L'amministratore del provider secondario opera all'interno dell'organizzazione del provider secondario e può eseguire le seguenti operazioni:
  • Creazione di organizzazioni
  • Creazione, visualizzazione, gestione ed eliminazione di VDC dell'organizzazione
  • Creazione, visualizzazione, gestione ed eliminazione di reti VDC dell'organizzazione
  • Passaggio tra le organizzazioni
  • Configurazione dei provider di identità dell'organizzazione
  • Esecuzione di tutte le operazioni standard del tenant
  • Creazione e pubblicazione di ruoli
  • Creazione e pubblicazione di bundle di diritti
  • Visualizzazione di reti esterne
  • Condivisione e pubblicazione di cataloghi
  • Gestione delle sottoscrizioni dei cataloghi
Figura 1. Esempio di distribuzione greenfield
Il provider gestisce i VDC del provider e concede le risorse. I provider secondari gestiscono le loro organizzazioni e le risorse concesse. I tenant gestiscono le loro organizzazioni e i VDC delle organizzazioni.
Figura 2. Esempio di distribuzione brownfield
Un provider concede innanzitutto i diritti di provider secondario ai tenant. Quindi, il provider concede le risorse al provider secondario e il provider secondario può iniziare a creare i propri tenant.

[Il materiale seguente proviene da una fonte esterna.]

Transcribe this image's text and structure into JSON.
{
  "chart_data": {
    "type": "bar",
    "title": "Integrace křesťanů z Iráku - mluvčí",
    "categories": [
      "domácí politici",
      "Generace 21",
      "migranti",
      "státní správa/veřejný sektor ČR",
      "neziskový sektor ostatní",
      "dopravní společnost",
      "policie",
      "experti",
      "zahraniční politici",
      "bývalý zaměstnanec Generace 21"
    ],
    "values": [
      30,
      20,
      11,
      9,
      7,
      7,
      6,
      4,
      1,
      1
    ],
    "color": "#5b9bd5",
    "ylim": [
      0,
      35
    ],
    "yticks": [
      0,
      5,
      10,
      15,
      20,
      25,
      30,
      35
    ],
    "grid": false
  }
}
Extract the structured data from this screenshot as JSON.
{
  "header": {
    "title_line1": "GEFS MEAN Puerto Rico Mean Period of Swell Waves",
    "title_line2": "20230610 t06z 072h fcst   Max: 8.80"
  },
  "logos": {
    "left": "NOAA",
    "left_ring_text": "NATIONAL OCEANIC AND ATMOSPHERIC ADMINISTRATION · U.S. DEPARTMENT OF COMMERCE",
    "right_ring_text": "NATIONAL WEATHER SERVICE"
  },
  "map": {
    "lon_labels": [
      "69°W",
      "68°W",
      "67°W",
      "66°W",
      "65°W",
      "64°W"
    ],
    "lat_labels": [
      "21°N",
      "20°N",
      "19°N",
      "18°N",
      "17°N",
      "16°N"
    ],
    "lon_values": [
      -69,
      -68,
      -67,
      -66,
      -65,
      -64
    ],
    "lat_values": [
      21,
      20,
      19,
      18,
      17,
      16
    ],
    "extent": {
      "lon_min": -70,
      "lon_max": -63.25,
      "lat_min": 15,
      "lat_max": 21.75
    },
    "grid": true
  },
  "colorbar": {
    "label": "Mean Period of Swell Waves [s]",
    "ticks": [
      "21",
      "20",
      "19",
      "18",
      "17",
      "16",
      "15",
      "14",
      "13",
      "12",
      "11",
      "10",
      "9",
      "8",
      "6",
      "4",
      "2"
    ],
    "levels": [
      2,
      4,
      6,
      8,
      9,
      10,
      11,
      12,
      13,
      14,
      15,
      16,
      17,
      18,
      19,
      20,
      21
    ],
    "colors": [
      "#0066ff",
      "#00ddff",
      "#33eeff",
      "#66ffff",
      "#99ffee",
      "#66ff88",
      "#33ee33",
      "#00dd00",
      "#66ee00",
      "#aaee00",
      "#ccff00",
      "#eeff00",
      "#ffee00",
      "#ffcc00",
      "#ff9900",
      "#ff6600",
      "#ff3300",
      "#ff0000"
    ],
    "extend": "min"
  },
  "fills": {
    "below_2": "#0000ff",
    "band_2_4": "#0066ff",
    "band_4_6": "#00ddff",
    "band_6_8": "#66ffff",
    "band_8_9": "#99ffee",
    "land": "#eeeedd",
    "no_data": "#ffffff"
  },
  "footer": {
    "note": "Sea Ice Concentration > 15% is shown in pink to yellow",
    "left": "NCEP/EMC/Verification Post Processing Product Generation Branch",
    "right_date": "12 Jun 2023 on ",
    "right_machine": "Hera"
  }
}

Limitazioni delle organizzazioni tenant gestite dai provider secondari

In VMware Cloud Director 10.6, se un'organizzazione tenant non è vuota, la modifica dell'organizzazione di gestione comporta limitazioni. Un'organizzazione viene considerata vuota quando non sono configurati VDC o risorse di rete.
  • Non è possibile riassegnare un'organizzazione tenant gestita dall'organizzazione System a un provider secondario.
  • Non è possibile riassegnare all'organizzazione System un'organizzazione tenant gestita da un provider secondario.
  • Non è possibile riassegnare a un altro provider secondario un'organizzazione tenant già gestita da un provider secondario.

Risorse di vSphere e NSX

VMware Cloud Director utilizza le risorse di vSphere per fornire CPU e memoria per l'esecuzione delle macchine virtuali. Gli archivi dati di vSphere forniscono inoltre spazio di storage per i file delle macchine virtuali e per gli altri file necessari per le operazioni relative alle macchine virtuali. VMware Cloud Director utilizza anche commutatori distribuiti di vSphere, gruppi di porte di vSphere e NSX Data Center for vSphere per supportare servizi di rete delle macchine virtuali.

VMware Cloud Director può inoltre utilizzare le risorse da NSX. Per informazioni sulla registrazione di un'istanza di NSX Manager nel cloud, vedere l'argomento Registrazione di un'istanza di NSX Manager con VMware Cloud Director o la Guida alla programmazione dell'API di VMware Cloud Director per i provider di servizi.

È possibile utilizzare le risorse di vSphere e NSX sottostanti per creare risorse cloud.

VMware Cloud Director può fungere da server proxy HTTP, con cui è possibile consentire alle organizzazioni di accedere all'ambiente vSphere sottostante.

Risorse Cloud

Le risorse cloud rappresentano un'astrazione delle risorse di vSphere sottostanti corrispondenti e forniscono le risorse di calcolo e memoria per le macchine virtuali VMware Cloud Director e le vApp. Una vApp è un sistema virtuale che contiene una o più macchine virtuali, insieme ai parametri che definiscono i dettagli operativi. Le risorse Cloud consentono inoltre di accedere allo spazio di storage e alla connettività di rete.

Le risorse Cloud includono VDC di provider e organizzazioni, reti esterne, reti VDC dell'organizzazione e pool di reti.

Per poter aggiungere risorse cloud a VMware Cloud Director, è necessario aggiungere risorse di vSphere.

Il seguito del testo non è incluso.